We’ll be nominating Bouquets, Brickbats and Landmark Moments over the Christmas period including this unusual moment in LPGA history.
In 2017, women are entitled to dress as they please. Except on the LPGA Tour.
Paige Spiranac was a vocal opponent of the LPGA's dress code changes.
For an organisation that has made a lot of progress in raising the profile, sponsorship support and respect for its players in recent years, the LPGA took what some see as a significant step backwards in July when members received an email titled “Important”.
The communication read like a disciplinary note from a school head mistress and outlined a new code for what was - or more accurately what wasn’t - to be tolerated in terms of on-course clothing going forward.
A series of bullet points in the email laid out the following:
Racerback with a mock or regular collar are allowed (no collar = no racerback)
Plunging necklines are NOT allowed.
Leggings, unless under a skort or shorts, are NOT allowed
Length of skirt, skort, and shorts MUST be long enough to not see your bottom area (even if covered by under shorts) at any time, standing or bent over.
Appropriate attire should be worn to pro-am parties. You should be dressing yourself to present a professional image. Unless otherwise told “no,” golf clothes are acceptable. Dressy jeans are allowed, but cut-offs or jeans with holes are NOT allowed.
Workout gear and jeans (all colors) NOT allowed inside the ropes
Joggers are NOT allowed
Not surprisingly, the edict was controversial with opinion divided on whether or not the organisation had done the right thing.
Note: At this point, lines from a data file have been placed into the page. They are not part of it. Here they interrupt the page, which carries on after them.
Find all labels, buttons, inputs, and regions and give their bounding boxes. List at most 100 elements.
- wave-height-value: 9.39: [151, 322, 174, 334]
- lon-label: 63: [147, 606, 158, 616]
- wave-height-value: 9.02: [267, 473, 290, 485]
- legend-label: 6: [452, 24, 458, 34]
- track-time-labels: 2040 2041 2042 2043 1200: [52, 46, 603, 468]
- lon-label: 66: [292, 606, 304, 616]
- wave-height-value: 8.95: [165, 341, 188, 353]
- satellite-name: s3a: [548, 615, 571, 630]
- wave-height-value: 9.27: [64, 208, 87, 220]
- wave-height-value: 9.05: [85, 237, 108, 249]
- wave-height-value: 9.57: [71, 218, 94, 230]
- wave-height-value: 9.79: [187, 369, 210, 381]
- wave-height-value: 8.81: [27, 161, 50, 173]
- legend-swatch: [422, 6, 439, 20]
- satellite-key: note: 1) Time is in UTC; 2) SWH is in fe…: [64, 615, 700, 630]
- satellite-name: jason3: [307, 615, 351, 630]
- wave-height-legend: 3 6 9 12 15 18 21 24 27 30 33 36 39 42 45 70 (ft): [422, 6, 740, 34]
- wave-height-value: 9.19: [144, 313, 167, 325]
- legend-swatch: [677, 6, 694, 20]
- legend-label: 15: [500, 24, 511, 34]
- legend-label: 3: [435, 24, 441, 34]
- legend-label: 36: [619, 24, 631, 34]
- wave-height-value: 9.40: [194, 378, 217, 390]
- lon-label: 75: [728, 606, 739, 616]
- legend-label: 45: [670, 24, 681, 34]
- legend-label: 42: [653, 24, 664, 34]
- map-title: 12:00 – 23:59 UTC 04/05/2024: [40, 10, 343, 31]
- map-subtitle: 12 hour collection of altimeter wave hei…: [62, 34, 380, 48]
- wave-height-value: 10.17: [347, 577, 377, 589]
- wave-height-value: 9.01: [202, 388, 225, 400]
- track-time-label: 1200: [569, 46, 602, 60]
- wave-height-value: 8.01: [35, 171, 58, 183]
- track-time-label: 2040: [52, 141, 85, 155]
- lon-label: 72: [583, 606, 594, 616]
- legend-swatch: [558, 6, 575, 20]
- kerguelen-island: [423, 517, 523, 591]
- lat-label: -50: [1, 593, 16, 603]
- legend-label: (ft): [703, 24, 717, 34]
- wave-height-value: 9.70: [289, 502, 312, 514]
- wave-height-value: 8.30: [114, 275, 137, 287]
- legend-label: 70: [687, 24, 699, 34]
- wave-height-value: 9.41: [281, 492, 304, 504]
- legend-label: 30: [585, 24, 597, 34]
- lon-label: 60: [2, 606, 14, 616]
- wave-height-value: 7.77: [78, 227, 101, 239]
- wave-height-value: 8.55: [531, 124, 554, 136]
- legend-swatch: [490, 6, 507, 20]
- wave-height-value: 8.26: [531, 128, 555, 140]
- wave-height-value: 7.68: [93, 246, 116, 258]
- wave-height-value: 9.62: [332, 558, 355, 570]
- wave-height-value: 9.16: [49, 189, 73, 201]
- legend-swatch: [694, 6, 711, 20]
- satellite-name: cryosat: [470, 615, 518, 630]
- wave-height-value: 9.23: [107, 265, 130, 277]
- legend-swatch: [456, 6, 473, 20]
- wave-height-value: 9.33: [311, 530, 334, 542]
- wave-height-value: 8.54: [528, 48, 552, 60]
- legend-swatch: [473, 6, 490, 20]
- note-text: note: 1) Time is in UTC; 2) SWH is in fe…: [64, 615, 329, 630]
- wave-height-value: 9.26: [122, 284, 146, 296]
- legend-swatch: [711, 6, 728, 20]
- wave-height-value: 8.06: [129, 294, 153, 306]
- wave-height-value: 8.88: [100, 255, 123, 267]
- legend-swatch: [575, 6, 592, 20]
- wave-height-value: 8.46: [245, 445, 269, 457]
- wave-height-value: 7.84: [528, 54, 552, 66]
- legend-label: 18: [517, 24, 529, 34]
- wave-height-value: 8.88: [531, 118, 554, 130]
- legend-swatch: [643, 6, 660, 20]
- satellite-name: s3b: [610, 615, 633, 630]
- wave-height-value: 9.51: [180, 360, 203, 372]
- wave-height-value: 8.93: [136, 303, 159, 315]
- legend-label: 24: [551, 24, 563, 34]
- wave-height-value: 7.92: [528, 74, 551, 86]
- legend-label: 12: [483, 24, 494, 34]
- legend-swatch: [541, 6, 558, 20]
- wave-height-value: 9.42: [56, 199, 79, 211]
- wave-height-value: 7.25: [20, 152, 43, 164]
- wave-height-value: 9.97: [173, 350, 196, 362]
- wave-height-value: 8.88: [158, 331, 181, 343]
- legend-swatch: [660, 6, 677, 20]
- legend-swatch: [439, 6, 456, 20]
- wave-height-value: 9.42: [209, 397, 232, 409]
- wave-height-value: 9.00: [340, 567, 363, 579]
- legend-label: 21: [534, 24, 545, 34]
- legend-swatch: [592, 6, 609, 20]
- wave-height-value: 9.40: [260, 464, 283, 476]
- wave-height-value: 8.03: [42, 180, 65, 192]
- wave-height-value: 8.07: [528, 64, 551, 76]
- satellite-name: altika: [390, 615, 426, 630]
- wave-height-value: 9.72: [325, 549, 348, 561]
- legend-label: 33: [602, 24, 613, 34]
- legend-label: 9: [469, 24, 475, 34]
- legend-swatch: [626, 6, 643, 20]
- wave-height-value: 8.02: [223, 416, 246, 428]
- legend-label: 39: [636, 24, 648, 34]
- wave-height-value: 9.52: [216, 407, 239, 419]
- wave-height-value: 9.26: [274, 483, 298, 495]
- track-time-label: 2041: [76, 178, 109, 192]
Professional golfer Paige Spiranac, whose high profile is more a result of social media presence than on-course performance, was a vocal opponent of the new regulations while LPGA players Christina Kim and Stacey Lewis were both supporters.
“I may sound like an old fuddy-duddy, but this is our place of business and I think players should look professional,” Kim told Golf.com.
“Do you really need ventilation for your side-boob? It’s not going to make your score better.”
Players aside, the move was almost universally condemned in golf and non-golf media alike with several suggesting it would stifle the growth of the game, especially among younger women.
At a more serious level, several commentators said the implementation of the dress code was a way of body shaming women and contributed to an unhealthy culture.
American Michelle Wie is among many LPGA players who have long worn athletic clothing on the golf course.
“While the men’s dress code is all about ensuring players look smart, the LPGA’s standards seem obsessed with policing women’s bodies – targeting cleavages and skirt lengths,” wrote Marie Claire’s Megan C Hills.
“By focusing on ‘plunging necklines’ and a woman’s ‘bottom area’, professionalism takes a backseat.
“Instead these athletes’ bodies are being treated as sexual objects, implying that their breasts and legs somehow take away from their impressive athleticism.”
The changes to the dress code suggest a line in the sand has been drawn by the LPGA and significant numbers among its membership reside on each side.
It will continue to bubble away mostly unnoticed but rest assured that for the players and the Tour itself it is a more important issue than week-to-week tournament results.